There are some limitations of this study. We have not investigated the combination of polymorphisms, as did other authors [14, 25], because the number of cases in the study groups would not allow enough statistical power for drawing such conclusions. There are several common laboratory parameters and markers related to ototoxicity (e.g., [27, 43]), which were not evaluated in our study, since these parameters were not available for all patients. On the other hand, the statistical power was strong in our analysis.

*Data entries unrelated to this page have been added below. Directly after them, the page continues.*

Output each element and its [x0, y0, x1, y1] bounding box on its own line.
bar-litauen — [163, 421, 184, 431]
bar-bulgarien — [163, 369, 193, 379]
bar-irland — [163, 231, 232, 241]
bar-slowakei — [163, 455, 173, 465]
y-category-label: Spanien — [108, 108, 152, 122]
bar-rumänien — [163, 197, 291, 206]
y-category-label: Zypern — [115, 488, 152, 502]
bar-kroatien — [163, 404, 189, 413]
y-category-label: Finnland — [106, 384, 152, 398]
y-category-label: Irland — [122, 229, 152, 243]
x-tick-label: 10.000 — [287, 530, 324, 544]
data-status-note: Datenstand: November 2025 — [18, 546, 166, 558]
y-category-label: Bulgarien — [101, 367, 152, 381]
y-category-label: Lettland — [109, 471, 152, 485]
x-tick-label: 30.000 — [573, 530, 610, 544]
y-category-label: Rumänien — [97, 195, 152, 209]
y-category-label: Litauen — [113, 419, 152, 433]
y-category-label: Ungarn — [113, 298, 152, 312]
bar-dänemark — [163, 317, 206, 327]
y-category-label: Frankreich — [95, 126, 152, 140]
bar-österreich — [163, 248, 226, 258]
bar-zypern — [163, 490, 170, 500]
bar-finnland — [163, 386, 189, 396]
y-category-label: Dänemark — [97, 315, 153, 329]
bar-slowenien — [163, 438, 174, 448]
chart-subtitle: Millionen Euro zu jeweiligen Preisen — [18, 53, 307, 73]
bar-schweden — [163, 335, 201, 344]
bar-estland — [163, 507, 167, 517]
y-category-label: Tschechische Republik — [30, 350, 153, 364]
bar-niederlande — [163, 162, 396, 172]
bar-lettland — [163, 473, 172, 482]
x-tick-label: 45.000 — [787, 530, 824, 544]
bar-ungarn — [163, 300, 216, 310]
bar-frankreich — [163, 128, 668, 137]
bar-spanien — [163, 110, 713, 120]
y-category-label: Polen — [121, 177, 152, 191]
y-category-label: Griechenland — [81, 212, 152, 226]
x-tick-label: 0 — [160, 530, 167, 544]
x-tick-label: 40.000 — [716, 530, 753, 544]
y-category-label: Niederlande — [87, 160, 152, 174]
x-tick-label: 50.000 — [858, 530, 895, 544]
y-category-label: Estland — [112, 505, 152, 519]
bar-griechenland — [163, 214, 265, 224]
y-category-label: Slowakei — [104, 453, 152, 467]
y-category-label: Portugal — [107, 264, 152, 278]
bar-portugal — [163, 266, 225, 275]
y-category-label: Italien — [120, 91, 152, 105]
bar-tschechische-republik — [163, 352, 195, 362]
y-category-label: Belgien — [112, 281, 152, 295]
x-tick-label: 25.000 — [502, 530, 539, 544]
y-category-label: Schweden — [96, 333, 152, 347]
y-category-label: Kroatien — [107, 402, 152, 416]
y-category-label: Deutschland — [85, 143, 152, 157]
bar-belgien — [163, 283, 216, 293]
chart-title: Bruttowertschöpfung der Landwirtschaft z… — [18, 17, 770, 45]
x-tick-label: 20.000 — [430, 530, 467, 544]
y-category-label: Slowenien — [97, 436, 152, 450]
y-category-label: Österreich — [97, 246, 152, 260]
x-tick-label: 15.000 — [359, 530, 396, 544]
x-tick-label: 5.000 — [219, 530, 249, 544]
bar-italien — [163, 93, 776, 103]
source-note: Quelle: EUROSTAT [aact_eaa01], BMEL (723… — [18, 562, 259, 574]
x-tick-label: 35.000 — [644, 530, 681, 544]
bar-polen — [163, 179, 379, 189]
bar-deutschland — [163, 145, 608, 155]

The role of the studied (and not evaluated in our current work) polymorphisms in predicting cisplatin-caused early ototoxicity is far from being clarified. In the future, the most important task would be to find a key to differentiate between those early ototoxic cases, which will recover, and those who are going to develop a permanent hearing impairment. It needs to be emphasized that early ototoxicity is prone to recovery in some patients [37]. In contrast, other patients presenting with early ototoxicity will develop chronic hearing loss in spite of a dose reduction or changing to other platinum-containing drug. Based on our present results, we may hypothesize that there may be several and different competing molecular mechanisms involving GST and supposedly other reactive oxygen species scavenger enzymes [3], for the development of unilateral and bilateral ototoxicities.

For the association of genotypes with unilateral and bilateral ototoxicity, we have only hypothetical explanations. The asymmetry and the genetic difference of the bilateral organs are also well-known; thus, an association of a genotype with unilateral ototoxicity is possible. Another option may be related to the unilateral noise–induced effect during treatment, which may result in hearing damage, because the ears during treatment are more sensitive to intense noise. However, this sensitivity may be related to some gene variants. Last, but not least, it is hypothesized that two molecular mechanisms with different speeds may cause ototoxicity. Due to the asymmetry of organs (which includes the asymmetry in the expression of enzymes), the slow toxicity becomes first unilateral and then bilateral. Our patients were also tested more than 1 year after treatment. According to our as yet unpublished preliminary results, in cases where the acute unilateral ototoxicity became bilateral, 50% of patients had GSTM1 null and 0% had GSTT1 null genotypes. So this could be a GSTM1-dependent slow process. The rapid response is characteristic of GSTT1 null patients, who presented acute and also late (persistent) bilateral ototoxicity: with 67% of them being GSTT1 null. The situation is further complicated or explained by the fact that improvement is only seen in 12% of patients and only in unilateral cases, who exhibited 0% GSTT1 nulls and 67% GSTM1 nulls. Thus, the slow process involves also reversible ototoxicity, and perhaps this is why it seems slow in the development of bilateral damage. Further research is needed to clarify these phenomena.

In conclusion, GSTM1 null and GSTT1 null genotypes proved to be independent markers of unilateral and bilateral acute ototoxicities, respectively. The a priori identification of a high-risk group can serve as a basis for a better definition of individualized treatment and the targeted use of new otoprotective drugs.